Revenue Acts

By abonn
  • Sugar Act

    The Sugar Act put a 3 cents tax on foreign sugar along with increasing taxes on coffee, indigo, and certain kinds of wine. This act was create to protect the British trade, prevent smuggling, and money matters. Many colonists felt this act upset the balance of trade for merchants in Northern seaports as it banned the direct shipment of several important commodities. The government liked this act as it made them money and prevented people from buying goods from other countries.
  • Currency Act

    The Currency Act was passed to help control the colonial currency system. Parliamentary favored the hard currency system and enforced it, preventing the colonists from printing their own money and controlling the printing and the usage of money. This act reduced most national debt. Many colonists didn't like this act because they couldn't print their own money and use it how they wanted. The government liked this act because they had control over all the currency and making some profit.
  • Stamp Act

    The Stamp Act was created for all American colonists, requiring to pay a tax on every piece of printed paper they used. Ship's papers, legal documents, licenses, newspapers, playing cards, and other printed papers were taxed. The government needed to raise money for military defenses of the colonies.
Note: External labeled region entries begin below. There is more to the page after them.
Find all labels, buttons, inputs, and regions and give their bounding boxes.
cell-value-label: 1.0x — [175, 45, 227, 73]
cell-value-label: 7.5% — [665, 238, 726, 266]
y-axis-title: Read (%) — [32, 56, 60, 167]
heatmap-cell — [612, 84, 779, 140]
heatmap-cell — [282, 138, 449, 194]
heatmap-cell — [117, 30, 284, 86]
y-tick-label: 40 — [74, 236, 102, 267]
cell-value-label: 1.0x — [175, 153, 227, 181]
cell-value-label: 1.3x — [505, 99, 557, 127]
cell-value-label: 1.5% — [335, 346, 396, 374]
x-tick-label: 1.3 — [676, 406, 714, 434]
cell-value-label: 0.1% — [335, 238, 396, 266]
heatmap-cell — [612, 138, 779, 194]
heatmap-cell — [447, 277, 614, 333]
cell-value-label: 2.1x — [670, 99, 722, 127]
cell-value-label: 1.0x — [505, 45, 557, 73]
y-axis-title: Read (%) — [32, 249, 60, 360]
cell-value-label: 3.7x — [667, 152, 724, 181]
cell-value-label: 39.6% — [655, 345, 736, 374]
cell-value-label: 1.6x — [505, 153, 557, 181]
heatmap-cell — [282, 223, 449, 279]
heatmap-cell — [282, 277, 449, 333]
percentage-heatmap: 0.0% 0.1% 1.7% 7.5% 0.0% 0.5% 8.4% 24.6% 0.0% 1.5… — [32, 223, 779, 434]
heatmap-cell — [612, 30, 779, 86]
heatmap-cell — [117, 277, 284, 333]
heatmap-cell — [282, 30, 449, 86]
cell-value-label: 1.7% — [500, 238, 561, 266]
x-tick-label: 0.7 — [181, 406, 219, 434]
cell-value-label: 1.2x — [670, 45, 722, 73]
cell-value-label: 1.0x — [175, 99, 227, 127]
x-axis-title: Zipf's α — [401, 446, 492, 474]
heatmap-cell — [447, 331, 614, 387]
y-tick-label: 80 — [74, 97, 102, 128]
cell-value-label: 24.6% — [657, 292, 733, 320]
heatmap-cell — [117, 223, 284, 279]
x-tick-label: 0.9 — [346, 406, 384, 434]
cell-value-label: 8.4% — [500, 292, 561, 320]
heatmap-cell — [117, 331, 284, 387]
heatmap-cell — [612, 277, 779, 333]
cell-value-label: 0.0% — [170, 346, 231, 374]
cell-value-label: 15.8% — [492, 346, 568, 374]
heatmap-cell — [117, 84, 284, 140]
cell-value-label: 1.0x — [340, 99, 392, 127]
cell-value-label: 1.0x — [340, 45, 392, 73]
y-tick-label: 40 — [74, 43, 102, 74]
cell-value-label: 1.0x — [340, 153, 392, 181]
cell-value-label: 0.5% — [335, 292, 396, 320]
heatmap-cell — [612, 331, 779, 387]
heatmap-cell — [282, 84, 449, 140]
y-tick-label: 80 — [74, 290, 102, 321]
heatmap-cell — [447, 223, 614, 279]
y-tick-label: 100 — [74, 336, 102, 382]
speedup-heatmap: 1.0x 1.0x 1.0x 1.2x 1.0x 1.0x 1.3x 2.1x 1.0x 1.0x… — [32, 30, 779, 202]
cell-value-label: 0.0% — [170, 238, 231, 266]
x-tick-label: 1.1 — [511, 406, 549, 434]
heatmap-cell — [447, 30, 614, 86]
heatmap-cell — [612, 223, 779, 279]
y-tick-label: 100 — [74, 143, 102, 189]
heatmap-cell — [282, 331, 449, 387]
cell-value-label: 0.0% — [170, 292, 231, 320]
The colonies reacted immediately, wanting the act gone. To get the act gone they debated, wrote documents and harassed tax collectors.
  • Townshend Act

    This act passed after the repeal of the Stamp Act, collecting money from colonists in America by applying customs duties on imports if glass, lead, certain paints, paper, and tea. The colonists wouldn't buy tea unless it was smuggled. They felt this act would threaten the right of Colonial legislation. The government continued to tax items of the colonists without their consent.
  • Tea Act

    The Tea Act was designed to bring back up the East India Company, which was going down financially, suffering with 18 million pounds of unsold tea. The colonists were fed up with the taxes and refused to unload the tea cargoes on ships. 340 chests of tea were dumped into the Boston Harbor. The Tea Act gave the government large amount of debt and granted the company a monopoly of imports and sale or tea.